Pickled cucumbers are at the heart of many cultures. An Eastern European thing, a Jewish thing here in the UK and in America, brought to the shores by immigrants. In the wonderful 1988 film, Crossing Delancey, the hero is a pickle seller on the Lower East side, a street famous for pickle sellers. Now there is just one left and yes, I’ve visited, wishing more than once that they had a London outpost.
In the UK, this understanding has been slower on the uptake. Growing up, my friends wrinkled up their noses at the slices of pickles in their burgers and disdainfully threw them on the ground unless I was fast enough to say that I’d have them. To my mind they were often the best bit. What we knew as pickled cucumbers were dismissed derisively as gherkins. I could understand if these pickles were sharp, too vinegary but burger slices, like bread and butter pickles, are sweet.
When is a cucumber a gherkin and is a gherkin a cucumber? According to the OED, the earliest known use of the noun gherkin is in the mid 1600s. The earliest evidence for gherkin is from 1661, in a diary entry by Samuel Pepys, naval official and diarist.
Gherkin is a borrowing from Dutch gurkkijn. Several sources say that the word means pickled cucumber. And correct me if I’m wrong American readers, in the US, when someone mentions a pickle, it’s taken as read that it’s a pickled cucumber.
Is it just the British who have a misunderstanding with pickled cucumbers?
In the US pickles can be sour, three quarter sour, half sours, kosher kill or new, but either way, the pickling mixture used is brine, or vinegar, or both. And then there’s bread and butter pickles.

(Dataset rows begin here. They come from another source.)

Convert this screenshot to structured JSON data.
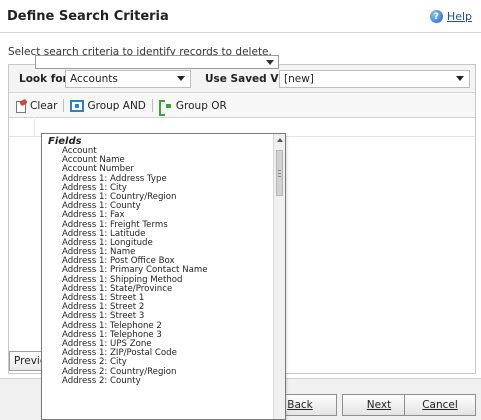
{
  "dialog": {
    "title": "Define Search Criteria",
    "help_label": "Help",
    "intro": "Select search criteria to identify records to delete."
  },
  "look_for": {
    "label": "Look for:",
    "value": "Accounts"
  },
  "saved_view": {
    "label": "Use Saved View:",
    "value": "[new]"
  },
  "toolbar": {
    "clear": "Clear",
    "group_and": "Group AND",
    "group_or": "Group OR"
  },
  "field_dropdown": {
    "group_label": "Fields",
    "items": [
      "Account",
      "Account Name",
      "Account Number",
      "Address 1: Address Type",
      "Address 1: City",
      "Address 1: Country/Region",
      "Address 1: County",
      "Address 1: Fax",
      "Address 1: Freight Terms",
      "Address 1: Latitude",
      "Address 1: Longitude",
      "Address 1: Name",
      "Address 1: Post Office Box",
      "Address 1: Primary Contact Name",
      "Address 1: Shipping Method",
      "Address 1: State/Province",
      "Address 1: Street 1",
      "Address 1: Street 2",
      "Address 1: Street 3",
      "Address 1: Telephone 2",
      "Address 1: Telephone 3",
      "Address 1: UPS Zone",
      "Address 1: ZIP/Postal Code",
      "Address 2: City",
      "Address 2: Country/Region",
      "Address 2: County"
    ]
  },
  "footer": {
    "preview": "Preview",
    "back": "Back",
    "next": "Next",
    "cancel": "Cancel"
  }
}
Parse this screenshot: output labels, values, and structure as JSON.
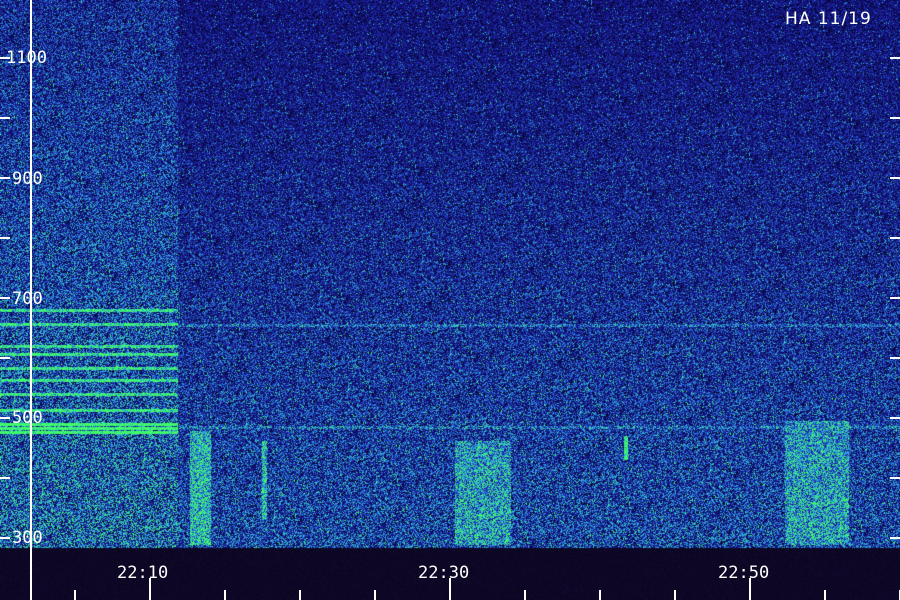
{
  "title": "HA 11/19",
  "chart_data": {
    "type": "heatmap",
    "title": "HA 11/19",
    "y_ticks": [
      "300",
      "500",
      "700",
      "900",
      "1100"
    ],
    "x_ticks": [
      "22:10",
      "22:30",
      "22:50"
    ],
    "colors": {
      "background": "#02052a",
      "low": "#1a1aa0",
      "mid": "#2f8fe0",
      "high": "#39ff66",
      "axis": "#ffffff"
    }
  }
}
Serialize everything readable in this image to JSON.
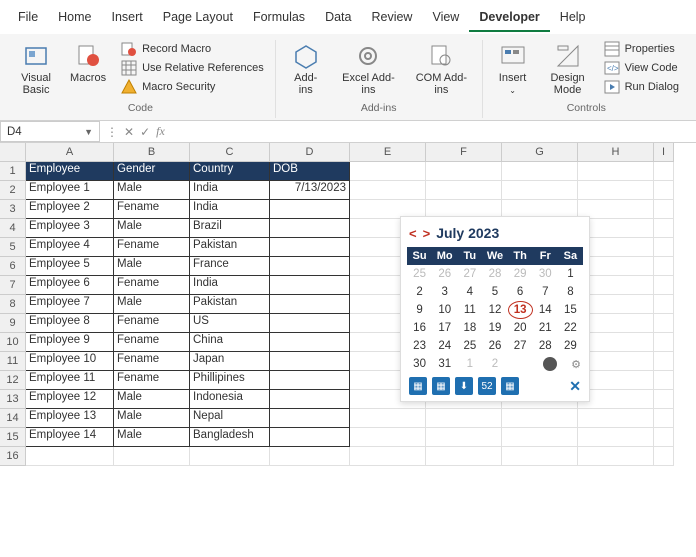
{
  "menu": {
    "items": [
      "File",
      "Home",
      "Insert",
      "Page Layout",
      "Formulas",
      "Data",
      "Review",
      "View",
      "Developer",
      "Help"
    ],
    "active": 8
  },
  "ribbon": {
    "code": {
      "label": "Code",
      "visual_basic": "Visual\nBasic",
      "macros": "Macros",
      "record_macro": "Record Macro",
      "use_relative": "Use Relative References",
      "macro_security": "Macro Security"
    },
    "addins": {
      "label": "Add-ins",
      "addins": "Add-\nins",
      "excel_addins": "Excel\nAdd-ins",
      "com_addins": "COM\nAdd-ins"
    },
    "controls": {
      "label": "Controls",
      "insert": "Insert",
      "design_mode": "Design\nMode",
      "properties": "Properties",
      "view_code": "View Code",
      "run_dialog": "Run Dialog"
    }
  },
  "namebox": "D4",
  "columns": [
    "A",
    "B",
    "C",
    "D",
    "E",
    "F",
    "G",
    "H",
    "I"
  ],
  "header_row": [
    "Employee",
    "Gender",
    "Country",
    "DOB"
  ],
  "rows": [
    [
      "Employee 1",
      "Male",
      "India",
      "7/13/2023"
    ],
    [
      "Employee 2",
      "Fename",
      "India",
      ""
    ],
    [
      "Employee 3",
      "Male",
      "Brazil",
      ""
    ],
    [
      "Employee 4",
      "Fename",
      "Pakistan",
      ""
    ],
    [
      "Employee 5",
      "Male",
      "France",
      ""
    ],
    [
      "Employee 6",
      "Fename",
      "India",
      ""
    ],
    [
      "Employee 7",
      "Male",
      "Pakistan",
      ""
    ],
    [
      "Employee 8",
      "Fename",
      "US",
      ""
    ],
    [
      "Employee 9",
      "Fename",
      "China",
      ""
    ],
    [
      "Employee 10",
      "Fename",
      "Japan",
      ""
    ],
    [
      "Employee 11",
      "Fename",
      "Phillipines",
      ""
    ],
    [
      "Employee 12",
      "Male",
      "Indonesia",
      ""
    ],
    [
      "Employee 13",
      "Male",
      "Nepal",
      ""
    ],
    [
      "Employee 14",
      "Male",
      "Bangladesh",
      ""
    ]
  ],
  "datepicker": {
    "title": "July 2023",
    "dow": [
      "Su",
      "Mo",
      "Tu",
      "We",
      "Th",
      "Fr",
      "Sa"
    ],
    "days": [
      {
        "n": 25,
        "o": 1
      },
      {
        "n": 26,
        "o": 1
      },
      {
        "n": 27,
        "o": 1
      },
      {
        "n": 28,
        "o": 1
      },
      {
        "n": 29,
        "o": 1
      },
      {
        "n": 30,
        "o": 1
      },
      {
        "n": 1
      },
      {
        "n": 2
      },
      {
        "n": 3
      },
      {
        "n": 4
      },
      {
        "n": 5
      },
      {
        "n": 6
      },
      {
        "n": 7
      },
      {
        "n": 8
      },
      {
        "n": 9
      },
      {
        "n": 10
      },
      {
        "n": 11
      },
      {
        "n": 12
      },
      {
        "n": 13,
        "t": 1
      },
      {
        "n": 14
      },
      {
        "n": 15
      },
      {
        "n": 16
      },
      {
        "n": 17
      },
      {
        "n": 18
      },
      {
        "n": 19
      },
      {
        "n": 20
      },
      {
        "n": 21
      },
      {
        "n": 22
      },
      {
        "n": 23
      },
      {
        "n": 24
      },
      {
        "n": 25
      },
      {
        "n": 26
      },
      {
        "n": 27
      },
      {
        "n": 28
      },
      {
        "n": 29
      },
      {
        "n": 30
      },
      {
        "n": 31
      },
      {
        "n": 1,
        "o": 1
      },
      {
        "n": 2,
        "o": 1
      }
    ],
    "toolbar": [
      "📅",
      "📅",
      "⬇",
      "52",
      "📅"
    ]
  }
}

My mum’s recipe for making new green pickled cucumbers was one of those never written down, I just make it up as I go along methods. I can remember her adding and tasting, adding and tasting until the mixture was to her liking. The pickles were always made in an old glass sweet jar as follows.
Fill a glass sweet jar 3/4 with cold water. Add acetic acid a spoonful at a time, plus enough salt & sugar. Keep tasting until you have a salt, sweet, sour & acid balance.
Add washed whole crook cucumbers; throw in pickling spice, garlic cloves & a sprig of dill optional.
Screw lid on & put in a dark place for about a week then taste. Keep tasting until ready. Should keep for a few weeks.
Whenever I tried this, my mixture would go off within a week. I now use a mixture of brine & vinegar, smaller jars and store in the fridge. I do not use acetic acid. So far the cucumbers have kept beautifully although the colour isn’t as fresh and green as I’d like. More experiments with lacto fermentation lie ahead.
I’m giving you three different recipes for pickling. The last two don’t pre-salt the cucumbers which in my opinion keeps them crunchy. Do make sure that you rinse the cucumbers thoroughly or the resulting pickle will be overly salty.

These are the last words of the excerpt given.